Surface-subsurface flow linkage in a snowmelt environment

Authors: Seyfried, Mark; Marks, Daniel; GRANT, LAURA - UCSB; Winstral, Adam

Submitted to: Trans American Geophysical Union
Publication Type: Abstract Only
Publication Acceptance Date: 9/30/2006
Publication Date: 12/20/2006
Citation: Seyfried, M., Marks, D., Grant, L., and Winstral, A. 2006. Surface-subsurface flow linkage in a snowmelt environment. EOS Transactions of the American Geophysical Union, 87(52) Fall Meeting Supplement, Abs H32B-01.

Interpretive Summary:

Technical Abstract: In much of the inter-mountain western USA streamflow and water resources are driven by snowmelt. Hydrologic objectives for addressing water issues have generally revolved around predicting the timing and amount of snowmelt input and assessing the impact on streamflow. Groundwater is generally overlooked.
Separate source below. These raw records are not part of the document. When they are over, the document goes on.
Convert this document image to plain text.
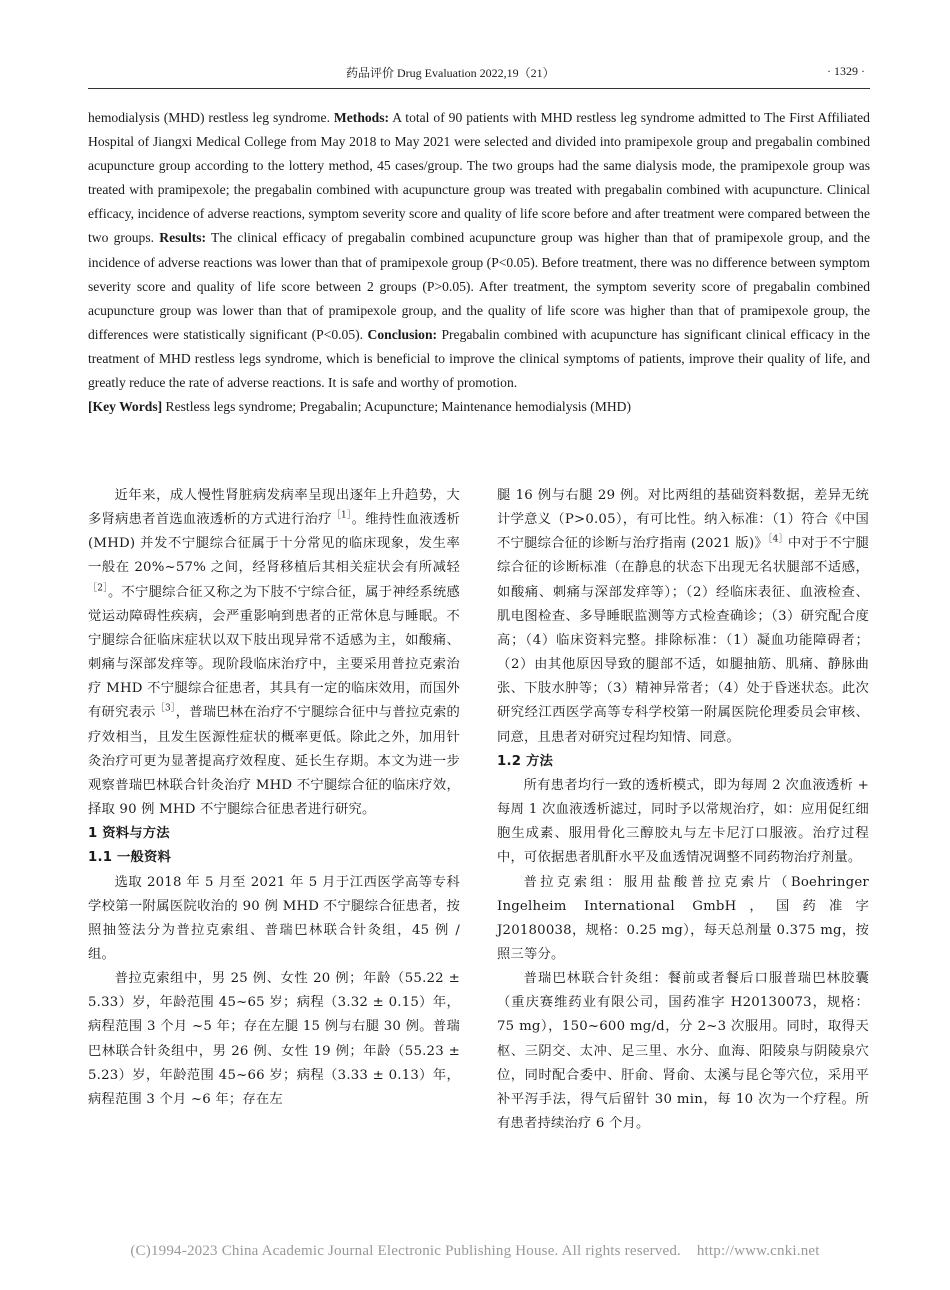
药品评价 Drug Evaluation 2022,19（21）	· 1329 ·

hemodialysis (MHD) restless leg syndrome. Methods: A total of 90 patients with MHD restless leg syndrome admitted to The First Affiliated Hospital of Jiangxi Medical College from May 2018 to May 2021 were selected and divided into pramipexole group and pregabalin combined acupuncture group according to the lottery method, 45 cases/group. The two groups had the same dialysis mode, the pramipexole group was treated with pramipexole; the pregabalin combined with acupuncture group was treated with pregabalin combined with acupuncture. Clinical efficacy, incidence of adverse reactions, symptom severity score and quality of life score before and after treatment were compared between the two groups. Results: The clinical efficacy of pregabalin combined acupuncture group was higher than that of pramipexole group, and the incidence of adverse reactions was lower than that of pramipexole group (P<0.05). Before treatment, there was no difference between symptom severity score and quality of life score between 2 groups (P>0.05). After treatment, the symptom severity score of pregabalin combined acupuncture group was lower than that of pramipexole group, and the quality of life score was higher than that of pramipexole group, the differences were statistically significant (P<0.05). Conclusion: Pregabalin combined with acupuncture has significant clinical efficacy in the treatment of MHD restless legs syndrome, which is beneficial to improve the clinical symptoms of patients, improve their quality of life, and greatly reduce the rate of adverse reactions. It is safe and worthy of promotion.

[Key Words] Restless legs syndrome; Pregabalin; Acupuncture; Maintenance hemodialysis (MHD)

近年来，成人慢性肾脏病发病率呈现出逐年上升趋势，大多肾病患者首选血液透析的方式进行治疗$^{[1]}$。维持性血液透析 (MHD) 并发不宁腿综合征属于十分常见的临床现象，发生率一般在 20%~57% 之间，经肾移植后其相关症状会有所减轻$^{[2]}$。不宁腿综合征又称之为下肢不宁综合征，属于神经系统感觉运动障碍性疾病，会严重影响到患者的正常休息与睡眠。不宁腿综合征临床症状以双下肢出现异常不适感为主，如酸痛、刺痛与深部发痒等。现阶段临床治疗中，主要采用普拉克索治疗 MHD 不宁腿综合征患者，其具有一定的临床效用，而国外有研究表示$^{[3]}$，普瑞巴林在治疗不宁腿综合征中与普拉克索的疗效相当，且发生医源性症状的概率更低。除此之外，加用针灸治疗可更为显著提高疗效程度、延长生存期。本文为进一步观察普瑞巴林联合针灸治疗 MHD 不宁腿综合征的临床疗效，择取 90 例 MHD 不宁腿综合征患者进行研究。

1 资料与方法
1.1 一般资料

选取 2018 年 5 月至 2021 年 5 月于江西医学高等专科学校第一附属医院收治的 90 例 MHD 不宁腿综合征患者，按照抽签法分为普拉克索组、普瑞巴林联合针灸组，45 例 / 组。

普拉克索组中，男 25 例、女性 20 例；年龄（55.22 ± 5.33）岁，年龄范围 45~65 岁；病程（3.32 ± 0.15）年，病程范围 3 个月 ~5 年；存在左腿 15 例与右腿 30 例。普瑞巴林联合针灸组中，男 26 例、女性 19 例；年龄（55.23 ± 5.23）岁，年龄范围 45~66 岁；病程（3.33 ± 0.13）年，病程范围 3 个月 ~6 年；存在左

腿 16 例与右腿 29 例。对比两组的基础资料数据，差异无统计学意义（P>0.05），有可比性。纳入标准：（1）符合《中国不宁腿综合征的诊断与治疗指南 (2021 版)》$^{[4]}$中对于不宁腿综合征的诊断标准（在静息的状态下出现无名状腿部不适感，如酸痛、刺痛与深部发痒等）；（2）经临床表征、血液检查、肌电图检查、多导睡眠监测等方式检查确诊；（3）研究配合度高；（4）临床资料完整。排除标准：（1）凝血功能障碍者；（2）由其他原因导致的腿部不适，如腿抽筋、肌痛、静脉曲张、下肢水肿等；（3）精神异常者；（4）处于昏迷状态。此次研究经江西医学高等专科学校第一附属医院伦理委员会审核、同意，且患者对研究过程均知情、同意。

1.2 方法

所有患者均行一致的透析模式，即为每周 2 次血液透析 + 每周 1 次血液透析滤过，同时予以常规治疗，如：应用促红细胞生成素、服用骨化三醇胶丸与左卡尼汀口服液。治疗过程中，可依据患者肌酐水平及血透情况调整不同药物治疗剂量。

普拉克索组：服用盐酸普拉克索片（Boehringer Ingelheim International GmbH，国药准字 J20180038，规格：0.25 mg），每天总剂量 0.375 mg，按照三等分。

普瑞巴林联合针灸组：餐前或者餐后口服普瑞巴林胶囊（重庆赛维药业有限公司，国药准字 H20130073，规格：75 mg），150~600 mg/d，分 2~3 次服用。同时，取得天枢、三阴交、太冲、足三里、水分、血海、阳陵泉与阴陵泉穴位，同时配合委中、肝俞、肾俞、太溪与昆仑等穴位，采用平补平泻手法，得气后留针 30 min，每 10 次为一个疗程。所有患者持续治疗 6 个月。

(C)1994-2023 China Academic Journal Electronic Publishing House. All rights reserved. http://www.cnki.net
We provide evidence from the Reynolds Mountain Experimental Watershed (RCEW) located in southwestern Idaho that upland recharge processes are closely linked to groundwater-derived streamflow, so that neither can be understood independently. Two years of extensive soil water content data collected within indicate that water movement in the upper 1-3 m is largely vertical. These data, in combination with a separate snowmelt simulation, are the basis for a spatially distributed soil water balance model that shows how upland recharge is often limited to specific recharge sites some distance from the stream. At the same time, streamflow dynamics indicate that melt water inputs are rapidly expressed as streamflow, and groundwater levels are highly sensitive to these inputs. This has important implications on a local scale for issues regarding stream temperature impacting fisheries, and chemical exports. On a larger scale, it is directly related to mountain block recharge and water supply downstream.